Christians in Iran and Turkey face marginalization, discrimination, and persecution

TEHRAN / ANKARA — Religious minorities in Iran have suffered from marginalization and discrimination since the Islamic Revolution in 1979. Although the Christian population in Iran today has reached about 16,000, human rights violations against them are common. They live under threats and intimidation by the Islamic Revolutionary Guard Corps (IRGC) and other arms of the Iranian regime.

Local sources reported that the Iranian authorities subjected three Christians to trial after passing a new amendment to the Penal Code. According to the International Christian Solidarity Organization, the three Christians were charged with engaging in “sectarian activities” and making propaganda against the Islamic regime. Reportedly, Iranian authorities constantly pressured them to leave the country.

In related news, well-informed reports indicated that Christians in Turkey are increasingly marginalized and persecuted. The recent annual report of the Protestant Churches Association in Turkey shed light on the situation of Protestant Christians in the country and the discrimination they are subjected to.

The report revealed the continuing challenges facing the Protestant Christians, including the Turkish government obstructing the building of Protestant worship centers. Lacking places of worship, it is difficult for Protestants in the country to meet.

Protestants in Turkey have also reportedly been asked by people identifying themselves as civilian police and intelligence officers to spy on the community.

“If these are public officials, it is alarming that the authorities approach their citizens whose worship places are public with such suspicion.
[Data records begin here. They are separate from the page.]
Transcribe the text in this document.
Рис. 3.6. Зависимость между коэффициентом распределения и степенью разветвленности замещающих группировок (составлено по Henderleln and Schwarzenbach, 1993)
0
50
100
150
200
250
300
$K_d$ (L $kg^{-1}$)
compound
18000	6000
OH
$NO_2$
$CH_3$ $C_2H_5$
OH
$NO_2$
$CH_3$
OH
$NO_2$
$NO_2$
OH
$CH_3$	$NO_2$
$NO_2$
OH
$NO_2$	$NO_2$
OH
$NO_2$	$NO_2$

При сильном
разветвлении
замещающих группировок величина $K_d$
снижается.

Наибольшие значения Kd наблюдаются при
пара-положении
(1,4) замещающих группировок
If these are not public officials, again, the situation is alarming because it would indicate that some people are ‘playing the role of the state’ to monitor and intimidate the Protestant community,” Dr. Mine Yildirim, head of the Freedom of Belief Initiative and Eurasia Civil Society Program at Norwegian Helsinki Committee, told Arab News.

The U.S. is increasingly interested in Turkey’s treatment of Christians. The U.S. State Department’s 2020 report on International Religious Freedom pointed to an escalation of religious and ethnic violations in Turkey, noting that external intervention should not be required for Turkey to change its policies.